Reference numerals 6a and 16b denote terminal plates made of stainless steel and fixed to the metal radiators 12a and 12b. In the above configuration,
With the thermistor elements 11a to 11f housed and integrated in the insulating frame 13, the upper and lower surfaces thereof
a, 12b and electrically with an adhesive (not shown),
The structure is fixed so as to be thermally connected. In the direction of this thermistor heating element, cleaning agent, bath agent,
Even if oil, salt, soy sauce or the like flows in, the thermistor elements 11a to 11f are protected by the insulating frame 13, so that the thermistor elements 11a to 11f do not come into contact with substances that degrade their performance. Further, thermistor elements 11a to 11f
Thermistor elements 11a to 11a-1 are formed through apertures 14a to 14j formed in the projections 15a to 15j separating the elements.
Since air enters around 1f, the atmosphere does not become a reducing atmosphere due to the closed state, and thermistor elements 11a to 11a
There is no deterioration of f.

The projections 15a to 15j are connected to the insulating frame 1
The reason why the size of the thermistor elements 11a to 11f is reduced toward the inside of the insulating frame 13 is that even if the thermistor elements 11a to 11f are misaligned,
This is because the 11f side surface does not come into contact, and may have a quadrangular pyramid shape or an arc shape as long as the shape satisfies the condition. Further, the opening portions 14a to 14c provided in the convex portions 15a to 15j are further provided.
The reason why the cross-sectional area of 14j is reduced toward the inside of the insulating frame 13 is to lengthen the path of entry of a substance that degrades the performance of the thermistor elements 11a to 11f and to minimize the influence thereof.

[0012]

As described above, according to the present invention, a highly reliable thermistor heating element which can be used even in an atmosphere in which the thermistor element is deteriorated can be provided.

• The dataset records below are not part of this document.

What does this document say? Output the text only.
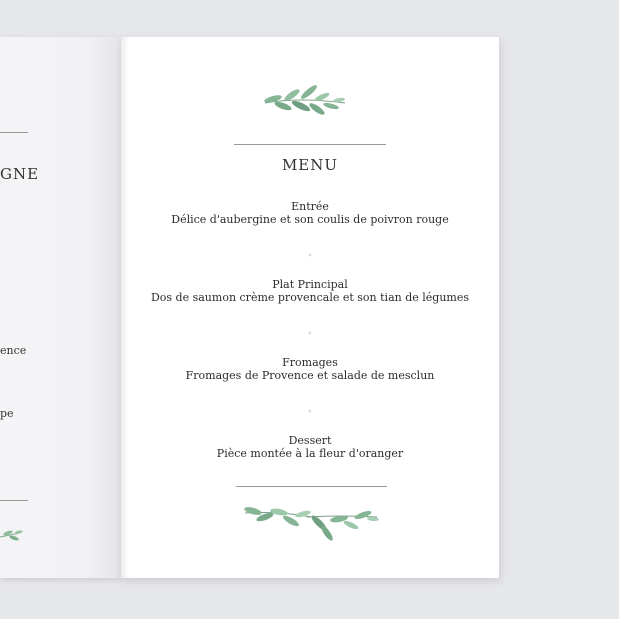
GNE
ence
pe
MENU
Entrée
Délice d'aubergine et son coulis de poivron rouge
◦
Plat Principal
Dos de saumon crème provencale et son tian de légumes
◦
Fromages
Fromages de Provence et salade de mesclun
◦
Dessert
Pièce montée à la fleur d'oranger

[Brief description of the drawings]

FIG. 1 is an exploded perspective view of a thermistor heating element according to an embodiment of the present invention.

FIG. 2 is a sectional view of a thermistor heating element according to an embodiment of the present invention.

FIG. 3 is a partially enlarged plan view of a convex portion of the insulating frame according to the embodiment of the present invention.

FIG. 4 is a perspective view of a conventional thermistor heating element.

[Explanation of symbols]

 11a to 11f Thermistor element 12a, 12b Metal radiator 13 Insulating frame 14a to 14j Opening 15a to 15j Convex

──────────────────────────────────────────────────続 き Continued on front page (58) Field surveyed (Int.Cl. ⁷ , DB name) H05B 3/14 F24H 3/04 303

Claims (3)

(57) [Claims] 1. A plurality of PTC thermistors having electrodes formed on both main planes, an insulating frame housing the PTC thermistors, and electrically and thermally connected to the electrodes of the PTC thermistors on both main planes. A metal radiator fixed by an adhesive so as to be connected to the insulating frame; and the insulating frame has a convex portion provided inside the insulating frame so as to separate the positive temperature coefficient thermistors. Positive temperature coefficient thermistor heating element with an opening formed toward. 2. The positive member according to claim 1, wherein the convex portion provided on the insulating frame is formed so as to become smaller toward the inside so that the side surface of the positive temperature coefficient thermistor does not directly contact the inner side surface of the insulating frame. Characteristic thermistor heating element. 3. The PTC thermistor heating element according to claim 1, wherein the size of the cross-sectional area of the opening provided in the insulating frame is reduced toward the inside of the insulating frame.